/HeSum

A Novel Dataset for Abstractive Text Summarization in Hebrew

HeSum: A Novel Dataset for Abstractive Text Summarization in Hebrew

Paper

The paper can be found here.

Data

The data is composed of pairs of sub-heading + article scrapped from Shkuf, ha-makom, the7eye.

The data can be found here. You can also used the csv attached under the data folder.

The data can be downloaded directly from hugginface using datasets library in python.

pip3 intall datasets
from datasets import load_dataset

hesum = load_dataset('biunlp/HeSum')

The data contains three data splits - train (8000 examples), validation (1000 examples) and test (1000 examples)
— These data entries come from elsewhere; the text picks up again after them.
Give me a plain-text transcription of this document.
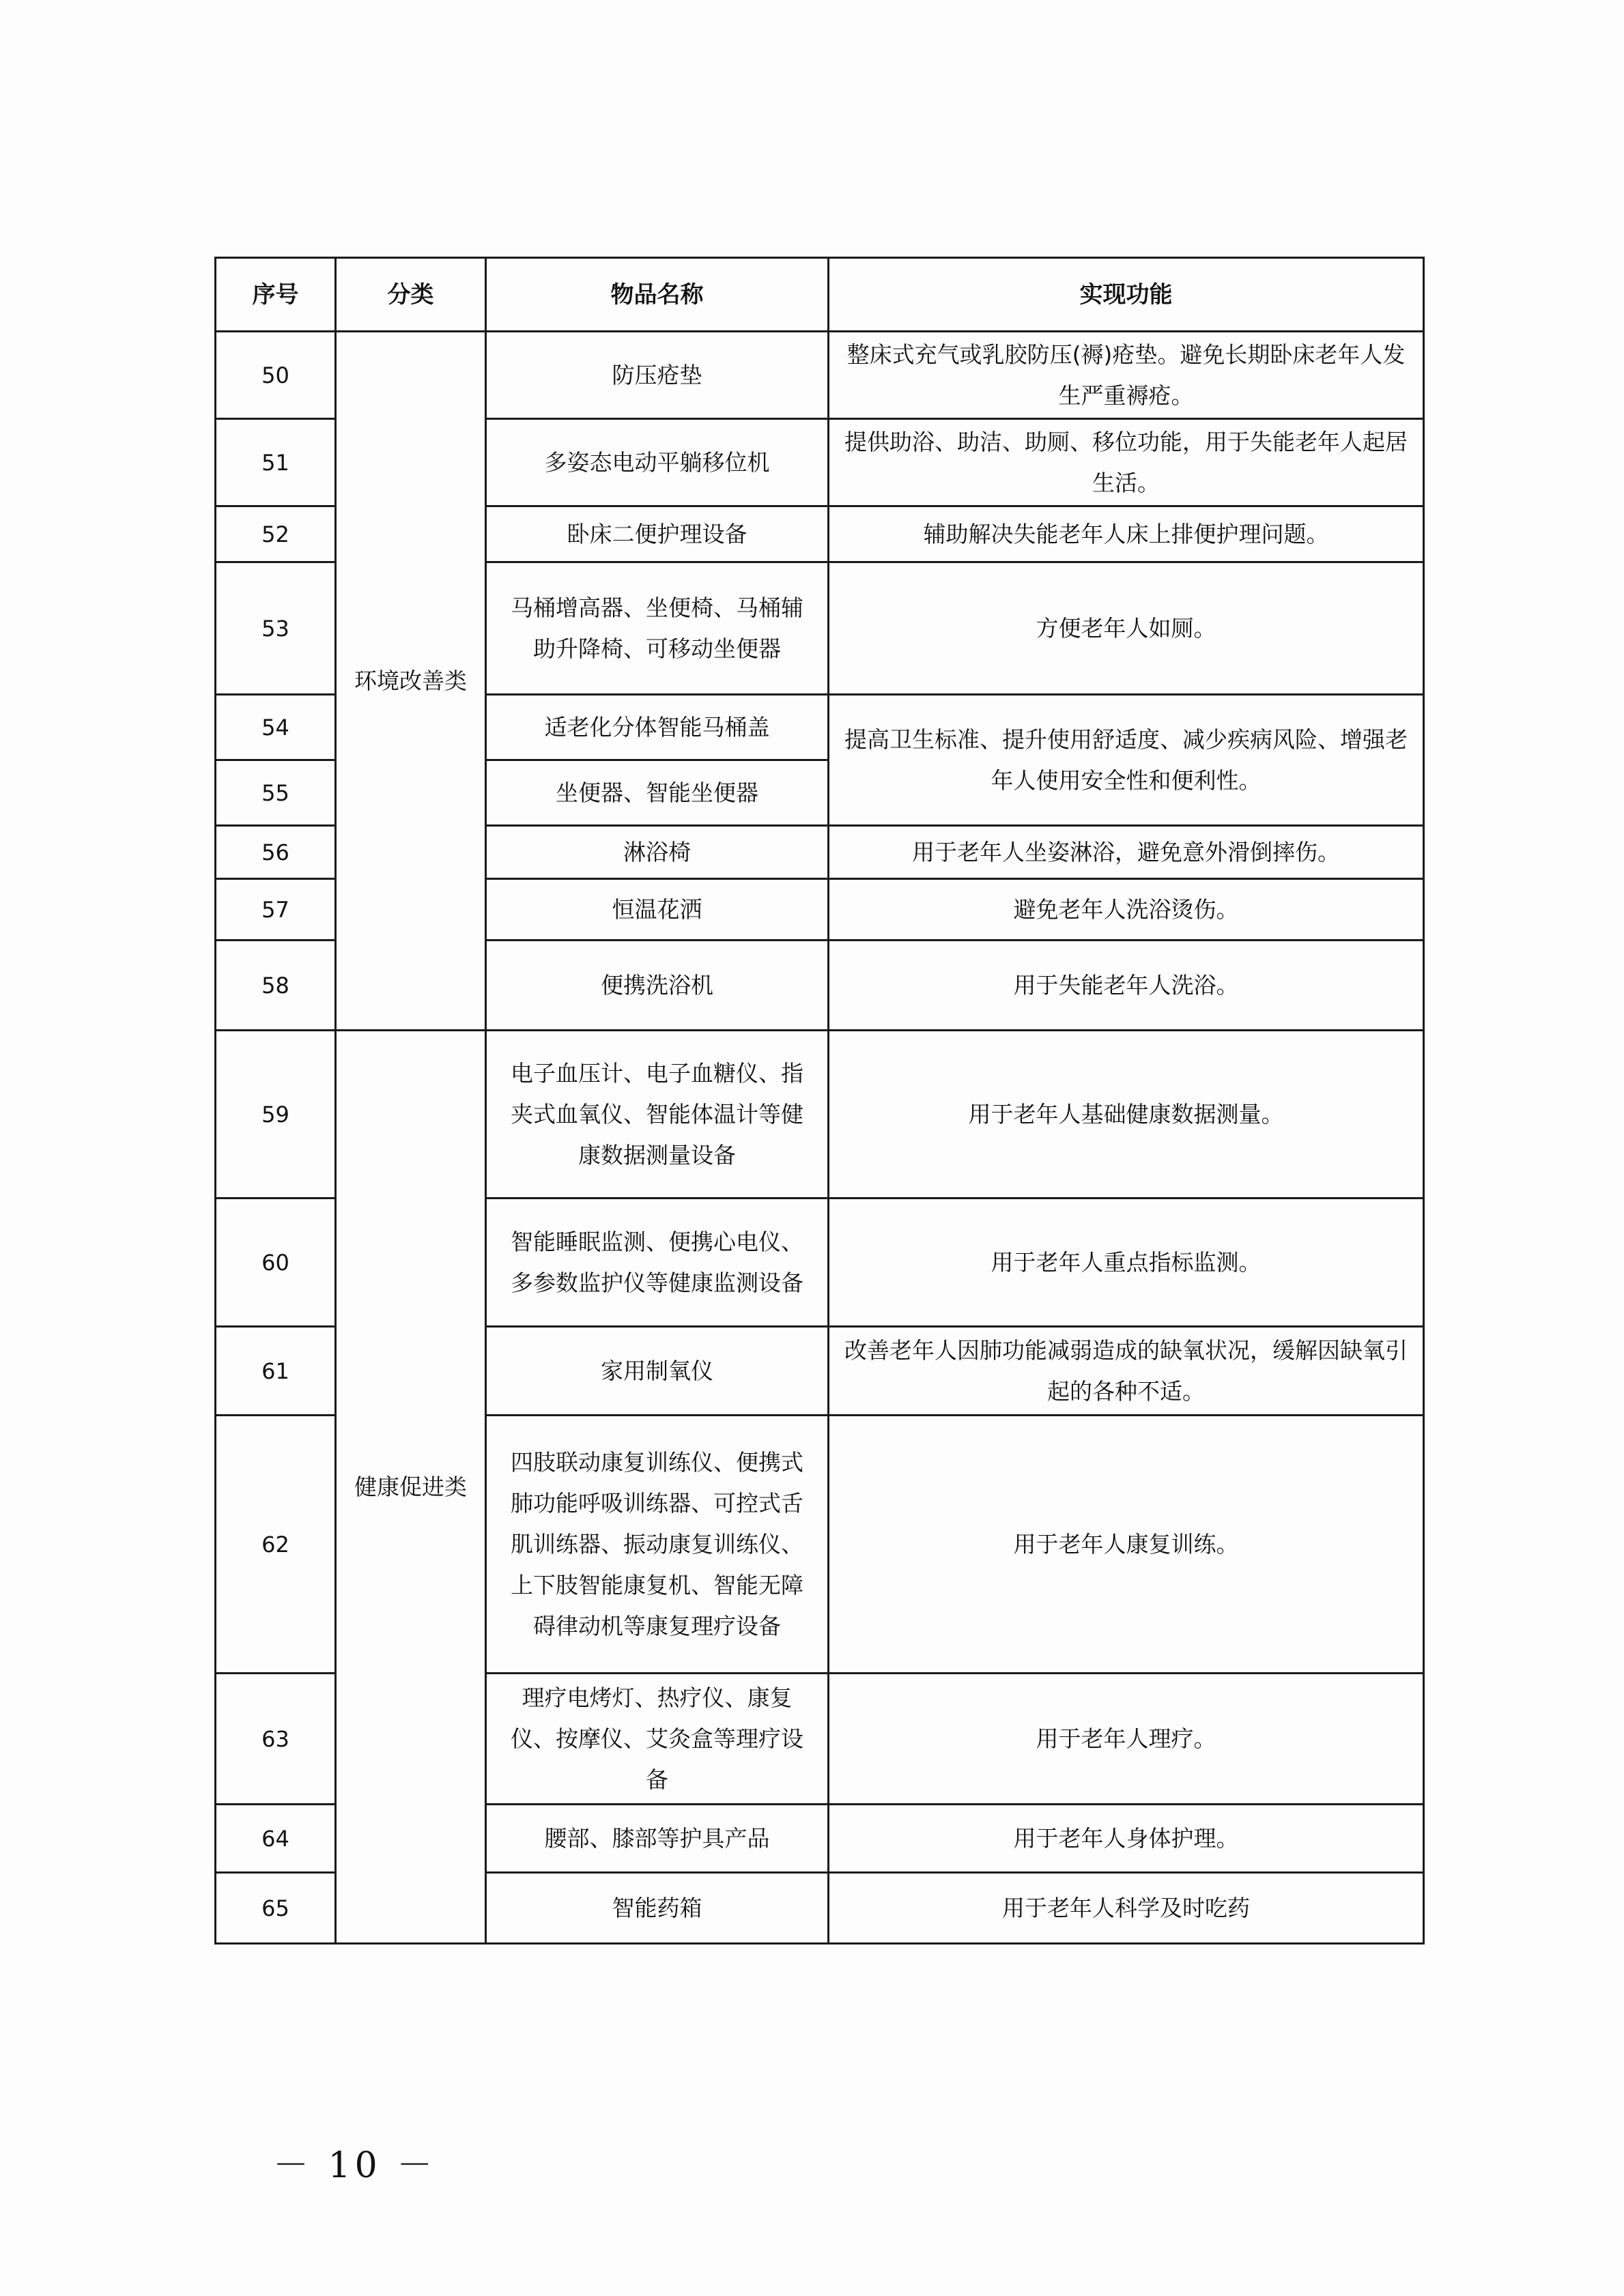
序号	分类	物品名称	实现功能
50	环境改善类	防压疮垫	整床式充气或乳胶防压(褥)疮垫。避免长期卧床老年人发生严重褥疮。
51		多姿态电动平躺移位机	提供助浴、助洁、助厕、移位功能，用于失能老年人起居生活。
52		卧床二便护理设备	辅助解决失能老年人床上排便护理问题。
53		马桶增高器、坐便椅、马桶辅助升降椅、可移动坐便器	方便老年人如厕。
54		适老化分体智能马桶盖	提高卫生标准、提升使用舒适度、减少疾病风险、增强老年人使用安全性和便利性。
55		坐便器、智能坐便器	
56		淋浴椅	用于老年人坐姿淋浴，避免意外滑倒摔伤。
57		恒温花洒	避免老年人洗浴烫伤。
58		便携洗浴机	用于失能老年人洗浴。
59	健康促进类	电子血压计、电子血糖仪、指夹式血氧仪、智能体温计等健康数据测量设备	用于老年人基础健康数据测量。
60		智能睡眠监测、便携心电仪、多参数监护仪等健康监测设备	用于老年人重点指标监测。
61		家用制氧仪	改善老年人因肺功能减弱造成的缺氧状况，缓解因缺氧引起的各种不适。
62		四肢联动康复训练仪、便携式肺功能呼吸训练器、可控式舌肌训练器、振动康复训练仪、上下肢智能康复机、智能无障碍律动机等康复理疗设备	用于老年人康复训练。
63		理疗电烤灯、热疗仪、康复仪、按摩仪、艾灸盒等理疗设备	用于老年人理疗。
64		腰部、膝部等护具产品	用于老年人身体护理。
65		智能药箱	用于老年人科学及时吃药
－ 10 －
Each sample contains the following:

  • summary: Sub-heading of an article
  • article: The article.

Models

There are two models fine-tuned on the HeSum dataset.

  1. mT5LongHeSum-base (2.3 GB), Download.
  2. mT5LongHeSum-large (4.6 GB) Download.

For running the model

from datasets import load_dataset
from transformers import pipeline

dataset = load_dataset("biunlp/HeSum")['test']
hub_model_id = "biunlp/mT5LongHeSum-large"
summarizer = pipeline("summarization", model=hub_model_id)

article = "<Enter you text here>"
summarizer(article, max_length=250)